Hawaii’s Tensions with Micronesian Immigrants

November 19, 2015 6:59 am
by David Jakeman

Those interested in immigration issues in Hawaii likely know that Micronesians represent one of the fastest growing immigrant groups in Hawaii. With such changes come great opportunities, but the influx of one immigrant group can sometimes bother communities less familiar with the new arrivals. Such challenges can make it difficult for people to acclimate to a new country.

One Micronesian Immigrant’s Experience

One Micronesian immigrant explains that she didn’t realize that there could be such ill will to Micronesian immigrants. Her preconceptions all changed with a taxi ride to church. One Sunday, the woman, whose husband is a Filipino immigrant, took a taxi to church.

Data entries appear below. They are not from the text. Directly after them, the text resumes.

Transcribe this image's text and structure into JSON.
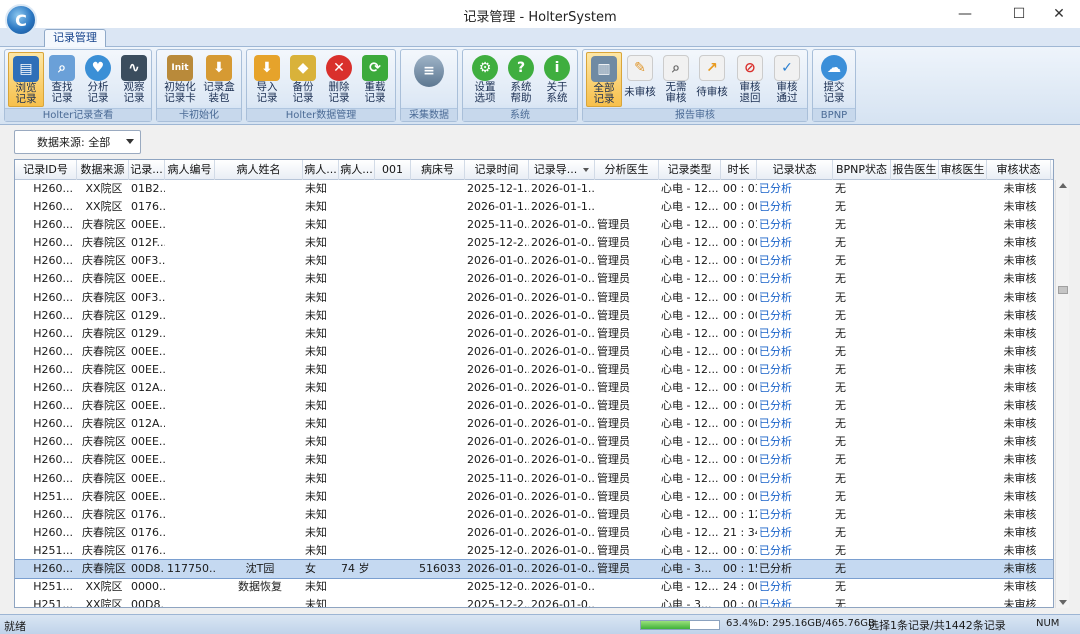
{
  "window": {
    "title": "记录管理 - HolterSystem",
    "minimize": "—",
    "maximize": "☐",
    "close": "✕"
  },
  "ribbon": {
    "tab": "记录管理",
    "groups": [
      {
        "label": "Holter记录查看",
        "buttons": [
          "浏览\n记录",
          "查找\n记录",
          "分析\n记录",
          "观察\n记录"
        ]
      },
      {
        "label": "卡初始化",
        "buttons": [
          "初始化\n记录卡",
          "记录盒\n装包"
        ]
      },
      {
        "label": "Holter数据管理",
        "buttons": [
          "导入\n记录",
          "备份\n记录",
          "删除\n记录",
          "重载\n记录"
        ]
      },
      {
        "label": "采集数据",
        "buttons": [
          ""
        ]
      },
      {
        "label": "系统",
        "buttons": [
          "设置\n选项",
          "系统\n帮助",
          "关于\n系统"
        ]
      },
      {
        "label": "报告审核",
        "buttons": [
          "全部\n记录",
          "未审核",
          "无需\n审核",
          "待审核",
          "审核\n退回",
          "审核\n通过"
        ]
      },
      {
        "label": "BPNP",
        "buttons": [
          "提交\n记录"
        ]
      }
    ]
  },
  "filter": {
    "label": "数据来源: 全部"
  },
  "grid": {
    "columns": [
      "记录ID号",
      "数据来源",
      "记录...",
      "病人编号",
      "病人姓名",
      "病人...",
      "病人...",
      "001",
      "病床号",
      "记录时间",
      "记录导...",
      "分析医生",
      "记录类型",
      "时长",
      "记录状态",
      "BPNP状态",
      "报告医生",
      "审核医生",
      "审核状态"
    ],
    "rows": [
      [
        "H260...",
        "XX院区",
        "01B2...",
        "",
        "",
        "未知",
        "",
        "",
        "",
        "2025-12-1...",
        "2026-01-1...",
        "",
        "心电 - 12...",
        "00 : 03",
        "已分析",
        "无",
        "",
        "",
        "未审核"
      ],
      [
        "H260...",
        "XX院区",
        "0176...",
        "",
        "",
        "未知",
        "",
        "",
        "",
        "2026-01-1...",
        "2026-01-1...",
        "",
        "心电 - 12...",
        "00 : 00",
        "已分析",
        "无",
        "",
        "",
        "未审核"
      ],
      [
        "H260...",
        "庆春院区",
        "00EE...",
        "",
        "",
        "未知",
        "",
        "",
        "",
        "2025-11-0...",
        "2026-01-0...",
        "管理员",
        "心电 - 12...",
        "00 : 01",
        "已分析",
        "无",
        "",
        "",
        "未审核"
      ],
      [
        "H260...",
        "庆春院区",
        "012F...",
        "",
        "",
        "未知",
        "",
        "",
        "",
        "2025-12-2...",
        "2026-01-0...",
        "管理员",
        "心电 - 12...",
        "00 : 00",
        "已分析",
        "无",
        "",
        "",
        "未审核"
      ],
      [
        "H260...",
        "庆春院区",
        "00F3...",
        "",
        "",
        "未知",
        "",
        "",
        "",
        "2026-01-0...",
        "2026-01-0...",
        "管理员",
        "心电 - 12...",
        "00 : 00",
        "已分析",
        "无",
        "",
        "",
        "未审核"
      ],
      [
        "H260...",
        "庆春院区",
        "00EE...",
        "",
        "",
        "未知",
        "",
        "",
        "",
        "2026-01-0...",
        "2026-01-0...",
        "管理员",
        "心电 - 12...",
        "00 : 01",
        "已分析",
        "无",
        "",
        "",
        "未审核"
      ],
      [
        "H260...",
        "庆春院区",
        "00F3...",
        "",
        "",
        "未知",
        "",
        "",
        "",
        "2026-01-0...",
        "2026-01-0...",
        "管理员",
        "心电 - 12...",
        "00 : 00",
        "已分析",
        "无",
        "",
        "",
        "未审核"
      ],
      [
        "H260...",
        "庆春院区",
        "0129...",
        "",
        "",
        "未知",
        "",
        "",
        "",
        "2026-01-0...",
        "2026-01-0...",
        "管理员",
        "心电 - 12...",
        "00 : 00",
        "已分析",
        "无",
        "",
        "",
        "未审核"
      ],
      [
        "H260...",
        "庆春院区",
        "0129...",
        "",
        "",
        "未知",
        "",
        "",
        "",
        "2026-01-0...",
        "2026-01-0...",
        "管理员",
        "心电 - 12...",
        "00 : 00",
        "已分析",
        "无",
        "",
        "",
        "未审核"
      ],
      [
        "H260...",
        "庆春院区",
        "00EE...",
        "",
        "",
        "未知",
        "",
        "",
        "",
        "2026-01-0...",
        "2026-01-0...",
        "管理员",
        "心电 - 12...",
        "00 : 00",
        "已分析",
        "无",
        "",
        "",
        "未审核"
      ],
      [
        "H260...",
        "庆春院区",
        "00EE...",
        "",
        "",
        "未知",
        "",
        "",
        "",
        "2026-01-0...",
        "2026-01-0...",
        "管理员",
        "心电 - 12...",
        "00 : 00",
        "已分析",
        "无",
        "",
        "",
        "未审核"
      ],
      [
        "H260...",
        "庆春院区",
        "012A...",
        "",
        "",
        "未知",
        "",
        "",
        "",
        "2026-01-0...",
        "2026-01-0...",
        "管理员",
        "心电 - 12...",
        "00 : 00",
        "已分析",
        "无",
        "",
        "",
        "未审核"
      ],
      [
        "H260...",
        "庆春院区",
        "00EE...",
        "",
        "",
        "未知",
        "",
        "",
        "",
        "2026-01-0...",
        "2026-01-0...",
        "管理员",
        "心电 - 12...",
        "00 : 00",
        "已分析",
        "无",
        "",
        "",
        "未审核"
      ],
      [
        "H260...",
        "庆春院区",
        "012A...",
        "",
        "",
        "未知",
        "",
        "",
        "",
        "2026-01-0...",
        "2026-01-0...",
        "管理员",
        "心电 - 12...",
        "00 : 00",
        "已分析",
        "无",
        "",
        "",
        "未审核"
      ],
      [
        "H260...",
        "庆春院区",
        "00EE...",
        "",
        "",
        "未知",
        "",
        "",
        "",
        "2026-01-0...",
        "2026-01-0...",
        "管理员",
        "心电 - 12...",
        "00 : 00",
        "已分析",
        "无",
        "",
        "",
        "未审核"
      ],
      [
        "H260...",
        "庆春院区",
        "00EE...",
        "",
        "",
        "未知",
        "",
        "",
        "",
        "2026-01-0...",
        "2026-01-0...",
        "管理员",
        "心电 - 12...",
        "00 : 00",
        "已分析",
        "无",
        "",
        "",
        "未审核"
      ],
      [
        "H260...",
        "庆春院区",
        "00EE...",
        "",
        "",
        "未知",
        "",
        "",
        "",
        "2025-11-0...",
        "2026-01-0...",
        "管理员",
        "心电 - 12...",
        "00 : 00",
        "已分析",
        "无",
        "",
        "",
        "未审核"
      ],
      [
        "H251...",
        "庆春院区",
        "00EE...",
        "",
        "",
        "未知",
        "",
        "",
        "",
        "2026-01-0...",
        "2026-01-0...",
        "管理员",
        "心电 - 12...",
        "00 : 00",
        "已分析",
        "无",
        "",
        "",
        "未审核"
      ],
      [
        "H260...",
        "庆春院区",
        "0176...",
        "",
        "",
        "未知",
        "",
        "",
        "",
        "2026-01-0...",
        "2026-01-0...",
        "管理员",
        "心电 - 12...",
        "00 : 12",
        "已分析",
        "无",
        "",
        "",
        "未审核"
      ],
      [
        "H260...",
        "庆春院区",
        "0176...",
        "",
        "",
        "未知",
        "",
        "",
        "",
        "2026-01-0...",
        "2026-01-0...",
        "管理员",
        "心电 - 12...",
        "21 : 34",
        "已分析",
        "无",
        "",
        "",
        "未审核"
      ],
      [
        "H251...",
        "庆春院区",
        "0176...",
        "",
        "",
        "未知",
        "",
        "",
        "",
        "2025-12-0...",
        "2026-01-0...",
        "管理员",
        "心电 - 12...",
        "00 : 03",
        "已分析",
        "无",
        "",
        "",
        "未审核"
      ],
      [
        "H260...",
        "庆春院区",
        "00D8...",
        "117750...",
        "沈T园",
        "女",
        "74 岁",
        "",
        "516033",
        "2026-01-0...",
        "2026-01-0...",
        "管理员",
        "心电 - 3...",
        "00 : 15",
        "已分析",
        "无",
        "",
        "",
        "未审核"
      ],
      [
        "H251...",
        "XX院区",
        "0000...",
        "",
        "数据恢复",
        "未知",
        "",
        "",
        "",
        "2025-12-0...",
        "2026-01-0...",
        "",
        "心电 - 12...",
        "24 : 00",
        "已分析",
        "无",
        "",
        "",
        "未审核"
      ],
      [
        "H251...",
        "XX院区",
        "00D8...",
        "",
        "",
        "未知",
        "",
        "",
        "",
        "2025-12-2...",
        "2026-01-0...",
        "",
        "心电 - 3...",
        "00 : 00",
        "已分析",
        "无",
        "",
        "",
        "未审核"
      ]
    ],
    "selected_row": 21
  },
  "statusbar": {
    "status": "就绪",
    "disk_used_fraction": 0.634,
    "disk_pct": "63.4%",
    "disk_size": "D: 295.16GB/465.76GB",
    "selection": "选择1条记录/共1442条记录",
    "num": "NUM"
  }
}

She was wearing Western-style clothing, and her husband had made the taxi reservation.

The driver picked her up and then pointed out a number of Micronesian women who were also waiting to go to church. The driver seemed frustrated with the number of Micronesian immigrants that had arrived. In a disparaging manner, he asked why they still wore their traditional dresses. The woman didn’t know what to say, as the driver kept expressing his disgust.

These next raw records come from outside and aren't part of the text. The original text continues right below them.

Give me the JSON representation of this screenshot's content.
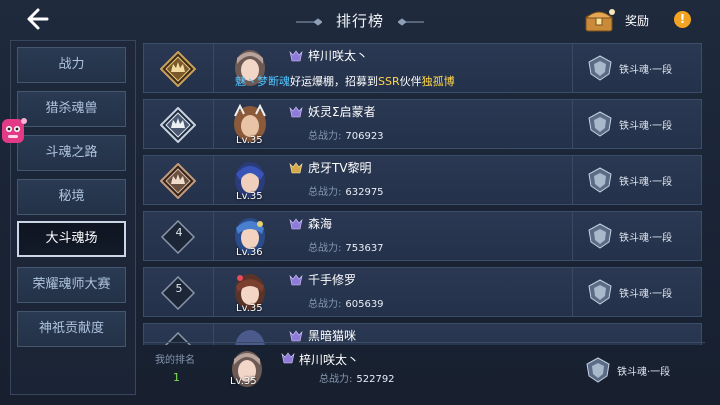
{
  "header": {
    "title": "排行榜",
    "reward_label": "奖励",
    "info_symbol": "!"
  },
  "sidebar": {
    "items": [
      {
        "label": "战力",
        "active": false
      },
      {
        "label": "猎杀魂兽",
        "active": false
      },
      {
        "label": "斗魂之路",
        "active": false
      },
      {
        "label": "秘境",
        "active": false
      },
      {
        "label": "大斗魂场",
        "active": true
      },
      {
        "label": "荣耀魂师大赛",
        "active": false
      },
      {
        "label": "神祇贡献度",
        "active": false
      }
    ]
  },
  "marquee": {
    "part1": "魅丶梦断魂",
    "part2": "好运爆棚，招募到",
    "part3": "SSR",
    "part4": "伙伴",
    "part5": "独孤博"
  },
  "rows": [
    {
      "rank": "1",
      "name": "梓川咲太丶",
      "lv": "",
      "power_label": "总战力:",
      "power": "",
      "segment": "铁斗魂·一段"
    },
    {
      "rank": "2",
      "name": "妖灵Σ启蒙者",
      "lv": "Lv.35",
      "power_label": "总战力:",
      "power": "706923",
      "segment": "铁斗魂·一段"
    },
    {
      "rank": "3",
      "name": "虎牙TV黎明",
      "lv": "Lv.35",
      "power_label": "总战力:",
      "power": "632975",
      "segment": "铁斗魂·一段"
    },
    {
      "rank": "4",
      "name": "森海",
      "lv": "Lv.36",
      "power_label": "总战力:",
      "power": "753637",
      "segment": "铁斗魂·一段"
    },
    {
      "rank": "5",
      "name": "千手修罗",
      "lv": "Lv.35",
      "power_label": "总战力:",
      "power": "605639",
      "segment": "铁斗魂·一段"
    },
    {
      "rank": "",
      "name": "黑暗猫咪",
      "lv": "",
      "power_label": "",
      "power": "",
      "segment": ""
    }
  ],
  "my": {
    "rank_label": "我的排名",
    "rank": "1",
    "name": "梓川咲太丶",
    "lv": "Lv.35",
    "power_label": "总战力:",
    "power": "522792",
    "segment": "铁斗魂·一段"
  },
  "colors": {
    "accent_blue": "#52c6ff",
    "accent_yellow": "#ffd84a",
    "rank_green": "#7ee05a",
    "info_orange": "#f2a321"
  }
}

She thought about coming forward and explaining that she was a Micronesian immigrant herself, but decided not to. She said she would just pray for him. Before this instance, the woman had not believed her friends when they expressed feelings of marginalization, but experiencing it firsthand in such a visceral manner caused her to question her previous opinions.

Discrimination against Micronesian Immigrants

For some people in Hawaii, the unfamiliarity with Micronesian culture has led to misunderstandings and sometimes even discrimination. Programs have cropped up to help Micronesian immigrants make the transitions. Waikoloa immigration attorneys can point their Micronesian immigrant clients to these services. Some of them offer job and language training—vital skills necessary for paving a new life in a new country.

Some believe that the challenges of a new life in a new country contributes to stereotypes of Micronesians. The culture shock can be incapacitating, making it difficult to adjust. Although life in Hawaii is seen by many as easy going, it can be an adjustment for Micronesian immigrants who are used to an even more laid-back style. That’s not to mention that Micronesian immigrants often have to work more difficult jobs at odd hours; that makes it difficult to find a rhythm and set a consistent internal body clock that is consistently ignored in Western culture.1

Whatever happens over the next few years, it does seem certain that Hawaii will see more and more Micronesian immigrants. How officials and community members deal with the influx will impact how future generations fare in this new life. There is a hope that Hawaii immigration attorneys can help meet the demand for services. Attorneys can provide much needed help in navigating life on a new island.